The two men waited a few minutes before Brady peered out the front door.
“A group of armed men in regular clothes told us to go back in the house,” Brady said.
Wroten said he could not tell the men outside the duplex were police officers.
“They were dressed in regular clothes. They didn’t look like police, but I thought they were police by the authority in their voice when they told us to go back inside,” Wroten said.
He said he and his friend complied.
LeDuff said Wroten and Brady could have seen three officers who weren’t part of the search team.
“There were three officers from a plainclothes division working a few blocks away when the call went out on our radios, ‘Shots fired,’” LeDuff said. “Those three arrived at the scene almost immediately.”
Brady said he and Wroten waited a few minutes before going back outside.
“I saw my neighbor kneeling on the ground with his hands handcuffed behind his back,” Brady said. “He was bleeding, but he was looking around and not saying anything.”
Wroten said that when he found out police were serving a search warrant, he became angry.
“If they were going to do a raid, they could have knocked on our door and told us. At least they could have showed us their badge and said, ‘This is what we’re going to do’ and then told us to get out,’” he said.
Wroten said he “felt for the police officer, but still Mike and I could have been killed. But it didn’t matter to them who was in the way.”
When asked why police didn’t warn Brady, Kelly said detectives don’t want to “advertise their presence in advance.”
“Notifying everyone in the neighborhood about what you’re about to do without potentially tipping off the target and losing every element of surprise is neither practical nor tactically sound,” said Kelly, the police spokesman.
Investigation continues
Police started an internal investigation the day of the shooting and it is still continuing, LeDuff said.
“They look, they interview, they investigate on behalf of the chief’s office to look for policy violations,” LeDuff said of the internal investigation.
He said he won’t necessarily make the findings public.
In conjunction with the internal investigation, the department’s Weapons Review Board is investigating whether any policies were violated when police discharged their weapons.

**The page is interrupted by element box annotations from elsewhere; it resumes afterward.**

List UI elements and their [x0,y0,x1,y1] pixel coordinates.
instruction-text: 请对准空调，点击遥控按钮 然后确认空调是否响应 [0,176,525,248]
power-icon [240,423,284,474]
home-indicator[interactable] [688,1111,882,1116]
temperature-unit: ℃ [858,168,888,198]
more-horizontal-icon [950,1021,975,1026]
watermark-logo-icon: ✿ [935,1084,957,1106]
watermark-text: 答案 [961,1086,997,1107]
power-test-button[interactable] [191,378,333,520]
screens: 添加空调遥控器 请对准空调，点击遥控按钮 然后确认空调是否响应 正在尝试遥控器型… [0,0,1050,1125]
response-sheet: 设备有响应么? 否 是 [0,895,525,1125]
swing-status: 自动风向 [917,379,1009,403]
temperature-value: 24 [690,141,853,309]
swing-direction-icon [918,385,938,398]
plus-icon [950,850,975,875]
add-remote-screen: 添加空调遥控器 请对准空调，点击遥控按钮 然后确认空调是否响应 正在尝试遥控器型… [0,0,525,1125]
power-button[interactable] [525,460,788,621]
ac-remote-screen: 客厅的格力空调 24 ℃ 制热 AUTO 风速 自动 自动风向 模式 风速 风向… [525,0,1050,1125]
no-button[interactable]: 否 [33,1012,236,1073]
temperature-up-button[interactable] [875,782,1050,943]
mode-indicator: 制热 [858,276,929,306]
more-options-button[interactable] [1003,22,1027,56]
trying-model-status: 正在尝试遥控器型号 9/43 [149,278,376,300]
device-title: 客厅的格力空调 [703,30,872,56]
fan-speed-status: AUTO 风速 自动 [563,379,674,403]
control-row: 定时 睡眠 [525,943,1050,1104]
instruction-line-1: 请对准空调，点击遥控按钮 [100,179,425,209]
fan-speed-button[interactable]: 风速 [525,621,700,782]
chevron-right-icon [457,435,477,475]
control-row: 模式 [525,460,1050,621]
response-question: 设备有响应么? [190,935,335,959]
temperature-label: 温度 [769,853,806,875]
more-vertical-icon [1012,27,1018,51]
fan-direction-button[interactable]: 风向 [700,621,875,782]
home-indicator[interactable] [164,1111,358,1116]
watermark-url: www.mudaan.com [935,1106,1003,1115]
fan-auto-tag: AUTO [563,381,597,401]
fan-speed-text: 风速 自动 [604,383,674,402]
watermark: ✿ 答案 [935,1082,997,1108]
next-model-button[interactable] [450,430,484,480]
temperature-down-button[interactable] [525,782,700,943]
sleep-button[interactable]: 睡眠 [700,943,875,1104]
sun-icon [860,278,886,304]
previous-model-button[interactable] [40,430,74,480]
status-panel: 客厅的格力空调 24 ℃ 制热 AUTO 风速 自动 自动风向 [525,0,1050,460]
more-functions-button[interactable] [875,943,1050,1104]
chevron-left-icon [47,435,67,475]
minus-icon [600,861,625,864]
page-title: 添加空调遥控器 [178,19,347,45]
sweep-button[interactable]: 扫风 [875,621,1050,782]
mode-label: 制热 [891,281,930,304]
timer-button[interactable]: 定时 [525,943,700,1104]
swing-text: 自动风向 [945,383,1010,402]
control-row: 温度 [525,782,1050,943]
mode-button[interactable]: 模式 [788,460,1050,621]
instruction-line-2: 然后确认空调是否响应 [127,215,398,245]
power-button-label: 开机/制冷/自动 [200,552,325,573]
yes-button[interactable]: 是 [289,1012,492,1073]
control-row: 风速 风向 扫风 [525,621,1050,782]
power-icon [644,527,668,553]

“A Weapons Review Board reviews all police shootings, be it on duty or off duty,” LeDuff said. “It’s a safeguard for the safe practice and policy of weapons use in our department.”
Kelly said the chief appoints the seven-member board each year.

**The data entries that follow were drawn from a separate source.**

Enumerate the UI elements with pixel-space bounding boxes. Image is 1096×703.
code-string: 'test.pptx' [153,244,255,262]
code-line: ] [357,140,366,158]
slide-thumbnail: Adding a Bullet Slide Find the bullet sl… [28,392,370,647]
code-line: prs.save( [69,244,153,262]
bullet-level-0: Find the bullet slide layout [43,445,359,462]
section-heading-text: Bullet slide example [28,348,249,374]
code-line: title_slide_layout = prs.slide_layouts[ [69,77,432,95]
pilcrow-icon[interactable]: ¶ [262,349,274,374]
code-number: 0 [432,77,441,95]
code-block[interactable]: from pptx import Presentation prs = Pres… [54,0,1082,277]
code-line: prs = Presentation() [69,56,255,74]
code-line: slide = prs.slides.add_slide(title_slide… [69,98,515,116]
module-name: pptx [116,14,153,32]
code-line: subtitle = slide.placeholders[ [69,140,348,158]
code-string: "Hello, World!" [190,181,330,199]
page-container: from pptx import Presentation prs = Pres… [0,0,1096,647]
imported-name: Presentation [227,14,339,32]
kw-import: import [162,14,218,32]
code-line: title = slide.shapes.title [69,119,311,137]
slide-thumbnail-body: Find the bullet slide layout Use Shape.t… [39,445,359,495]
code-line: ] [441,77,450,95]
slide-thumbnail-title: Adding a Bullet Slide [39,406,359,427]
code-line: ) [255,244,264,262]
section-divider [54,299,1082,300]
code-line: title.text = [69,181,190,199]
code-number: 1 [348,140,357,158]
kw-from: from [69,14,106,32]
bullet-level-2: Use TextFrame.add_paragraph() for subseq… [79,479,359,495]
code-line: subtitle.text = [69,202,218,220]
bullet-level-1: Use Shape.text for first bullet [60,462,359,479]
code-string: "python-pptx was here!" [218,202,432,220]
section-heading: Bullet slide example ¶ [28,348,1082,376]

“The board meets as needed,” Kelly said.
LeDuff is clear that he believes no policies were violated in the Aug. 10 raid and that no changes have been made in the techniques or steps police use to serve warrants.
“We put the process in place to apprehend the guy,” LeDuff said. “We went in there to talk to this guy. ... He chose to bring it to the next level.”
LeDuff said his officers are well-trained and were well-prepared for serving the search warrant on Devai.
“We’ve told you about the safeguards,” he said. “We’ve told you about the work we put into it. I don’t want anybody second-guessing us. They are the best in the business.”